Soon our girls will begin doing the same. They will find beauty where there may have never known it existed. More importantly, they will start to find beauty in themselves. Because they are beautiful!
I love Disney movies as much as the next person, but far too often they have female characters that must be rescued my men. Point out that this does not need to be the case. Disney movies such as Mulan, Princess and the Frog and Brave contain girls that are strong, powerful and capable of making it on their own. Yes, they are visually attractive. But that is not what makes them beautiful. They are beautiful because they are powerful and because they believe in themselves.

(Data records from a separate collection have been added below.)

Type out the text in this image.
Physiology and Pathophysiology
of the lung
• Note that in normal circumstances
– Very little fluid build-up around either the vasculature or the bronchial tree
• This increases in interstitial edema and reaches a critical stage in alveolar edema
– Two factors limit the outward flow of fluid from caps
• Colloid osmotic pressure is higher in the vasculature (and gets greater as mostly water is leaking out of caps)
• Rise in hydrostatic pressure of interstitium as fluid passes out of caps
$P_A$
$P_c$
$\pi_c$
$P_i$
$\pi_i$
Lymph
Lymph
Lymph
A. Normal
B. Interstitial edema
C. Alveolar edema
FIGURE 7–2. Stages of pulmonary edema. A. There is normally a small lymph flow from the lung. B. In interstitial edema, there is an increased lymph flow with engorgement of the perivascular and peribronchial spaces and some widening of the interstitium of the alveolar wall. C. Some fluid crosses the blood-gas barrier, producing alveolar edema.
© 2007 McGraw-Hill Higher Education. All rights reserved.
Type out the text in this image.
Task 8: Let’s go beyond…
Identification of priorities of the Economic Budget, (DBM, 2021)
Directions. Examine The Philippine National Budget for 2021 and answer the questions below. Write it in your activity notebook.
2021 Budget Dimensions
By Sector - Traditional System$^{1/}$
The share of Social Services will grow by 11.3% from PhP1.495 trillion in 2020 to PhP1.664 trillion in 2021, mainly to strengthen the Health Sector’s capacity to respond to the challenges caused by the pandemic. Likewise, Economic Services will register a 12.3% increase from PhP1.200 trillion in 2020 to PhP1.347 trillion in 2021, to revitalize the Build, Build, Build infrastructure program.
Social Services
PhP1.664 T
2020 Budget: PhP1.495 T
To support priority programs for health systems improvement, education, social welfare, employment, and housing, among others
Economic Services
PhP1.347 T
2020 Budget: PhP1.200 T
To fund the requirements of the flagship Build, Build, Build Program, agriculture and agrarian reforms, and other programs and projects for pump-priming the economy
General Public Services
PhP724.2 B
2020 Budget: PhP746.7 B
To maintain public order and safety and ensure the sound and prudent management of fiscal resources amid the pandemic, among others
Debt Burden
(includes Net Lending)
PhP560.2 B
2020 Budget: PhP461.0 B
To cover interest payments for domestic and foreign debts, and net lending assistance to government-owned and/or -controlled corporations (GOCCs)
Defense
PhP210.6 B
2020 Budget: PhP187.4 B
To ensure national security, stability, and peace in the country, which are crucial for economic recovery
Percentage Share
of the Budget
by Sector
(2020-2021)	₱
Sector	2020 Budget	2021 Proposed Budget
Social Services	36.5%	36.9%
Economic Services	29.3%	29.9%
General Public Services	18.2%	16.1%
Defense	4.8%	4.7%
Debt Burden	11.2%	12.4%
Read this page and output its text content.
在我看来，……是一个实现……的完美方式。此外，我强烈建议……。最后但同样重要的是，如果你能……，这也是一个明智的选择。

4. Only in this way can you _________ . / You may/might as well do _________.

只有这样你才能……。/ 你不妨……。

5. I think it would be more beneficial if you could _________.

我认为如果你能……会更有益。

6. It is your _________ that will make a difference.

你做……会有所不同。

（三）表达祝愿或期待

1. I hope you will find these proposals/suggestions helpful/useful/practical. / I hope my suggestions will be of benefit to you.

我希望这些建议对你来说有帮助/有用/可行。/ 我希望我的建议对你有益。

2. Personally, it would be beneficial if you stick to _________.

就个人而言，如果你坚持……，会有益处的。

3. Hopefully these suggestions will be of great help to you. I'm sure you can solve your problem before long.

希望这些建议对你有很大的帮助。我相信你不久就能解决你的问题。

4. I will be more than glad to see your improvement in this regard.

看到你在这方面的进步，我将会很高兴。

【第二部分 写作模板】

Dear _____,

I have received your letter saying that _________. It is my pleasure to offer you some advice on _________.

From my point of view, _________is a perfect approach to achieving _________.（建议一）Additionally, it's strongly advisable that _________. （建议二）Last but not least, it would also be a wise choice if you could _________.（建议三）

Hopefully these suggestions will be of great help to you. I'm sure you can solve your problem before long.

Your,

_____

Don’t Have a Double Standard
I did! I allow my four-year old son to play video games in which he is fighting and crushing the bad guys. I probably shouldn’t, but I do. And yet, I was hesitant for my daughter to see movies like The Hunger Games and Divergent. Why? Was I worried she couldn’t handle it? Or was it the fact that she was a girl and I didn’t want her exposed to the violence that I deemed was okay for my four-year old son?
Recently, I made the decision to allow my daughter to watch movies such as Hunger Games and Divergent. We watch them together. Yes, there are some violent scenes. And while the actresses that portray these leads are attractive, they don’t ever stop to fix their hair. They are beautiful because they are powerful and because they care more about others than themselves.
Like many, I find Nicki Minaj’s songs to be infectious and once they get in my head I have a hard time getting them out. Yet, I can’t help but cringe when I begin to pay attention to some of her lyrics. Our girls don’t realize that they are singing songs that are degrading to them. I am not naïve enough to think that our girls will stop listening to songs that sound good. But, I do think it is important to explain what the words mean that are coming out of their mouth. The first time I explained to my daughter what Nicki Minaj was referring to when she used the word anaconda in a song, she cringed. And she should have. She’s ten!
My daughter pays closer attention to the lyrics of songs these days. And I don’t censor what she listens to. I don’t need to. She is now able to discern for herself lyrics that celebrate females and lyrics that don’t. Not surprisingly, she gravitates towards the songs that celebrate powerful, beautiful females of all shapes, colors and sizes.
Surround Them with Beautiful People
Finally, we must make a concerted effort to surround our daughters with beautiful people. Oftentimes, if left unchecked, our girls will gravitate towards the popular and the pretty. It’s human nature. The thing is, these interactions do not leave them feeling better about themselves. In fact, they often come away feeling worse.
It is our job to seek out the beautiful people in our lives and point them out to our girls. We know who they are because we feel better when we are around them. More importantly, they help us to feel better about ourselves. They make us beautiful.
We Can Do This
I feel very passionately about this topic because I witness firsthand the toll it takes on our girls. My girl. Let’s redefine beautiful. And let’s start early. There is nothing wrong with wanting to look nice and there is nothing wrong in taking pride in one’s appearance. It just bothers me when it becomes all-consuming. Because the next time I take my daughter to see a movie I want her hand to be in mine and not in her hair because she doesn’t like the way it looks. That would be beautiful.
“It is the time that you have wasted for your rose that makes your rose important.”